Долго ли коротко, а сено сгорело. А волки тут как тут. Кинулся тогда солдат бежать – неподалеку второй стог стоял. Последнюю охапку швырнул в волков и побежал. Добежал, поджег вторую копну. Потом третью. Потом четвертую, пятую… А стая все не отстает. Видит солдат – последняя копна осталась. Поджег он ее, а сам достал из заплечного мешка чистую рубашку, взял в руки уголек и написал на рубахе: «От врагов на чужбине я ушел, а от родных волков не уйти».
Тут возок тряхнуло и перекосило, Клод не удержался на краю и скатился на Армана с Полем.
– И что дальше? – выплевывая изо рта снег, спросил он. – Что стало с солдатом?
– Ничего, – пожал плечами Поль. – Так и загрызли.
– Святая Мадонна! – перекрестился Бутийе. – Вот к чему ты сейчас такие сказки рассказываешь?
– Почему это сказки? – обиделся Поль, приподняв кожаный полог и пытаясь что-нибудь увидеть в снежной каше. – Мне отец Кретьен рассказывал.
– Брешет твой отец Кретьен! – Клод вскочил на ноги, отпихнув Ларошпозье. – Откуда в вашем приходе столько сена?
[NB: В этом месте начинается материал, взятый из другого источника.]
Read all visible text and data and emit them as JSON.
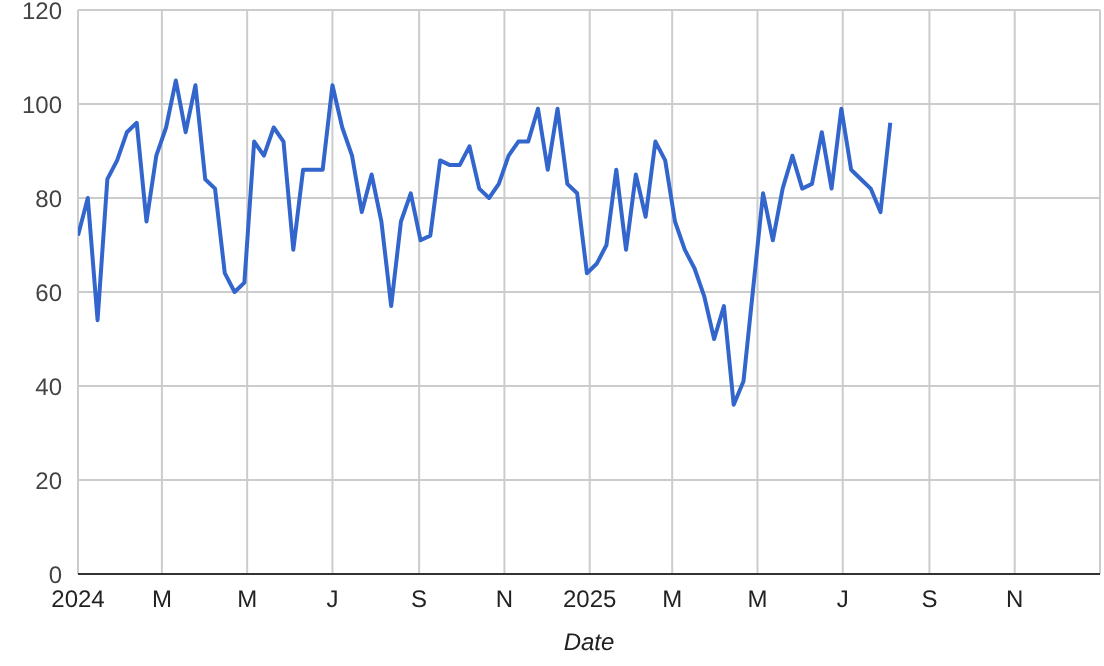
{
  "chart_data": {
    "type": "line",
    "xlabel": "Date",
    "x": [
      "2024-01-01",
      "2024-01-08",
      "2024-01-15",
      "2024-01-22",
      "2024-01-29",
      "2024-02-05",
      "2024-02-12",
      "2024-02-19",
      "2024-02-26",
      "2024-03-04",
      "2024-03-11",
      "2024-03-18",
      "2024-03-25",
      "2024-04-01",
      "2024-04-08",
      "2024-04-15",
      "2024-04-22",
      "2024-04-29",
      "2024-05-06",
      "2024-05-13",
      "2024-05-20",
      "2024-05-27",
      "2024-06-03",
      "2024-06-10",
      "2024-06-17",
      "2024-06-24",
      "2024-07-01",
      "2024-07-08",
      "2024-07-15",
      "2024-07-22",
      "2024-07-29",
      "2024-08-05",
      "2024-08-12",
      "2024-08-19",
      "2024-08-26",
      "2024-09-02",
      "2024-09-09",
      "2024-09-16",
      "2024-09-23",
      "2024-09-30",
      "2024-10-07",
      "2024-10-14",
      "2024-10-21",
      "2024-10-28",
      "2024-11-04",
      "2024-11-11",
      "2024-11-18",
      "2024-11-25",
      "2024-12-02",
      "2024-12-09",
      "2024-12-16",
      "2024-12-23",
      "2024-12-30",
      "2025-01-06",
      "2025-01-13",
      "2025-01-20",
      "2025-01-27",
      "2025-02-03",
      "2025-02-10",
      "2025-02-17",
      "2025-02-24",
      "2025-03-03",
      "2025-03-10",
      "2025-03-17",
      "2025-03-24",
      "2025-03-31",
      "2025-04-07",
      "2025-04-14",
      "2025-04-21",
      "2025-04-28",
      "2025-05-05",
      "2025-05-12",
      "2025-05-19",
      "2025-05-26",
      "2025-06-02",
      "2025-06-09",
      "2025-06-16",
      "2025-06-23",
      "2025-06-30",
      "2025-07-07",
      "2025-07-14",
      "2025-07-21",
      "2025-07-28",
      "2025-08-04"
    ],
    "series": [
      {
        "color": "#3366cc",
        "values": [
          72,
          80,
          54,
          84,
          88,
          94,
          96,
          75,
          89,
          95,
          105,
          94,
          104,
          84,
          82,
          64,
          60,
          62,
          92,
          89,
          95,
          92,
          69,
          86,
          86,
          86,
          104,
          95,
          89,
          77,
          85,
          75,
          57,
          75,
          81,
          71,
          72,
          88,
          87,
          87,
          91,
          82,
          80,
          83,
          89,
          92,
          92,
          99,
          86,
          99,
          83,
          81,
          64,
          66,
          70,
          86,
          69,
          85,
          76,
          92,
          88,
          75,
          69,
          65,
          59,
          50,
          57,
          36,
          41,
          61,
          81,
          71,
          82,
          89,
          82,
          83,
          94,
          82,
          99,
          86,
          84,
          82,
          77,
          96
        ]
      }
    ],
    "xlim": [
      "2024-01-01",
      "2026-01-01"
    ],
    "xticks": [
      {
        "value": "2024-01-01",
        "label": "2024"
      },
      {
        "value": "2024-03-01",
        "label": "M"
      },
      {
        "value": "2024-05-01",
        "label": "M"
      },
      {
        "value": "2024-07-01",
        "label": "J"
      },
      {
        "value": "2024-09-01",
        "label": "S"
      },
      {
        "value": "2024-11-01",
        "label": "N"
      },
      {
        "value": "2025-01-01",
        "label": "2025"
      },
      {
        "value": "2025-03-01",
        "label": "M"
      },
      {
        "value": "2025-05-01",
        "label": "M"
      },
      {
        "value": "2025-07-01",
        "label": "J"
      },
      {
        "value": "2025-09-01",
        "label": "S"
      },
      {
        "value": "2025-11-01",
        "label": "N"
      }
    ],
    "ylim": [
      0,
      120
    ],
    "yticks": [
      0,
      20,
      40,
      60,
      80,
      100,
      120
    ],
    "grid": true,
    "marker": "none",
    "line_style": "solid"
  }
}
Там отродясь столько не накашивали – одна осока по болотинам да хвощи.
– Почему это осока? – обиделся тот. – Не одна осока. Нормальное там сено.
– Ты еще скажи, чистый клевер! – хмыкнул Клод. – Уж лучше б ты молчал, а Гийом пел.
– Извольте, мсье, – откликнулся Гийом и затянул: – Напали на козлика серые волки…
– Да что ж такое! – заорал Клод, но Арман дернул его за руку.
– Тише.
В завывание вьюги исподволь вплелся новый звук – от которого Армана словно окатило кипятком, а в висках застучало.
– Волки! – заорал Гийом и встал во весь рост. – Юху-у-у-у-у! Выручай, родимые!